Seine Schauspielkollegin Beglau stellt fest: „Wie schnell Menschen, wenn es um die Machtfrage geht, engstirnig, klein oder kaltherzig werden und wie skrupellos.“
Auch die Publizistin Jagoda Marinić kritisiert dieses gefährliche Wahlkampfmanöver der Union. Friedrich Merz weiche den demokratischen Konservatismus auf. „Er weicht das auf, was rechts ist“, sagt die Publizistin. „Rechts war nicht rechtsextrem. Und diese Grenze aufzuweichen, nennt man sie Brandmauer oder ich würde sagen, die demokratische Grenze, das besorgt Menschen“, so Marinić. Es sei ein unnötiger Schritt gewesen, in diesem Wahlkampf in der Kürze eine solche Amplitude in den Diskurs reinzubringen und eine Partei jubeln zu lassen, die seit Wochen von Elon Musk gefördert werde. „Und wir wissen, welche Politik er sich wünscht“, betont die Publizistin.
Initiative „Nicht okay“
Die AfD triumphiert nach der gewonnenen Abstimmung im Bundestag. Das ist „Nicht okay“, sagt eine weitere Initiative von Kulturschaffenden und Sportlern. Sie wenden sich explizit an die Wähler der AfD. Schauspielerinnen wie Anneke Kim Sarnau und Margarita Broich sind dabei.
In ihren Videos, die sie auf instagram veröffentlicht haben, äußern sie sich deutlich: „Menschen, die die AfD wählen, entscheiden sich bewusst für eine Partei, die Hass und Ausgrenzung fördert“, so Schauspielerin Elmira Bahrami in dem Video.
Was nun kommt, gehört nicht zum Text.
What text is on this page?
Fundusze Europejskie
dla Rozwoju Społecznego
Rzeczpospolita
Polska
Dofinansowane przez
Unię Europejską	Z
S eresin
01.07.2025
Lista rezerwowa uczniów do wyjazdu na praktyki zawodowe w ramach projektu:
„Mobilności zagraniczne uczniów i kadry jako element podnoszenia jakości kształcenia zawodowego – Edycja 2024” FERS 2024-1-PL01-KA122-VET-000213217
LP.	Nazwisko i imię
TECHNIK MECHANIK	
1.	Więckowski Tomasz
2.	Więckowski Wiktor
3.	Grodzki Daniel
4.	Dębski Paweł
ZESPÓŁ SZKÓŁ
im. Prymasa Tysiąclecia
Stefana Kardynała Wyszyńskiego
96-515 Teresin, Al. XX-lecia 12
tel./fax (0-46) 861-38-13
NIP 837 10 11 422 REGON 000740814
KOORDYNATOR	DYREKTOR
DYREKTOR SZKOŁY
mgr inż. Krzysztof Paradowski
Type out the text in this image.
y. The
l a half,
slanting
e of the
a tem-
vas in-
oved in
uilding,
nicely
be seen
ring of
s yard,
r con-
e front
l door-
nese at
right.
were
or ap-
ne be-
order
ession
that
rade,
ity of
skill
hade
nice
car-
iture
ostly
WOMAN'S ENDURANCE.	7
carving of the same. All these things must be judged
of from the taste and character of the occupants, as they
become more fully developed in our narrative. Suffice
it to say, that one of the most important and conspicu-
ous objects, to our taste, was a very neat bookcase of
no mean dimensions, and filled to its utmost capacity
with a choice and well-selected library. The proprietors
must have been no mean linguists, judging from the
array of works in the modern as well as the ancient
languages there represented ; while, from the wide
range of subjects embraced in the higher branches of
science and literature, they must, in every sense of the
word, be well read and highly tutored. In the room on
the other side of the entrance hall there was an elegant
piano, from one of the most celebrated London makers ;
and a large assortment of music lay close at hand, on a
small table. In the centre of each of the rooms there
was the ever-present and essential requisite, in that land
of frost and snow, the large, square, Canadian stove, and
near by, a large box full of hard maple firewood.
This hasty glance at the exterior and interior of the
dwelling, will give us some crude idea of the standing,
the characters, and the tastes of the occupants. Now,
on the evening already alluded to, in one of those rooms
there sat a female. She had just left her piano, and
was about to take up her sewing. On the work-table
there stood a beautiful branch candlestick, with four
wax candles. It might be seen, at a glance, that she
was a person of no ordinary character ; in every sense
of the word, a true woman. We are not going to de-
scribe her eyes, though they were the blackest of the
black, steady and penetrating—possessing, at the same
Ihre Kollegin Tina Pfurr sagt darin: „Sie unterstützen eine Politik, die Menschen aufgrund ihrer Herkunft, Religion, ihrer Sexualität oder ihres Geschlechts angreift.“
Im Interview mit ttt sagt Pfurr: „Man bekommt mit, dass die AfD Angst und Hass schürt und das Unsagbare schon sagbar macht und salonfähig macht.“ Für sie ist klar, dass diese Instrumentalisierung bereits funktioniert habe, weil andere Politikerinnen, die nicht zur AfD gehören, diese Rhetorik übernehmen und somit die Politik der AfD auch weiterführten.
Ablenkungsstrategie der Politiker?
Wir müssten uns im Klaren sein, dass der Fokus das Wertvollste sei, was wir haben, meint Schauspielkollegin Luisa-Céline Gaffron. „Was aktuell in diesem Wahlkampf passiert, ist, dass er uns geklaut wird, weil Migration hochgehalten wird, als wäre es faktisch das wichtigste Thema. Und es stimmt einfach nicht, weil wir haben in diesem Jahr in diesem Land alle paar Tage einen Femizid. Wir stecken mitten in der Klimakrise. Die Leute können sich die Mieten nicht leisten und stattdessen lenken gewisse Politiker von all diesen Themen ab, weil sie keine Lösungen dafür haben“, sagt Gaffron.
Auch Caroline Peters findet: „Wir haben sehr viel mehr Themen als dieses eine. Und auch da finde ich, ist eindeutig eine Parallele zu den dreißiger Jahren. Da konnte man sich darauf fokussieren, dass man Judenhass anspricht und ausbeutet und das hat als Thema gereicht, dass das Deutschland 1933 ganz andere Probleme hatte nach dem Ersten Weltkrieg, nach der Wirtschaftskatastrophe von 1928, das fällt ja alles unter den Tisch, wenn man so was macht.“
Für Jagoda Marinić ist klar, der Wahlkampf, so wie er sich bis jetzt gestalte, sei eine intellektuelle Beleidigung an alle, die in diesem Land sagten: ‚Wir haben die Probleme analysiert und wir haben vielleicht sogar Lösungsvorschläge in der Schublade, die wir in diesem Land diskutieren möchten‘. Dieser Wahlkampf spitze sich zu auf das Thema Migration.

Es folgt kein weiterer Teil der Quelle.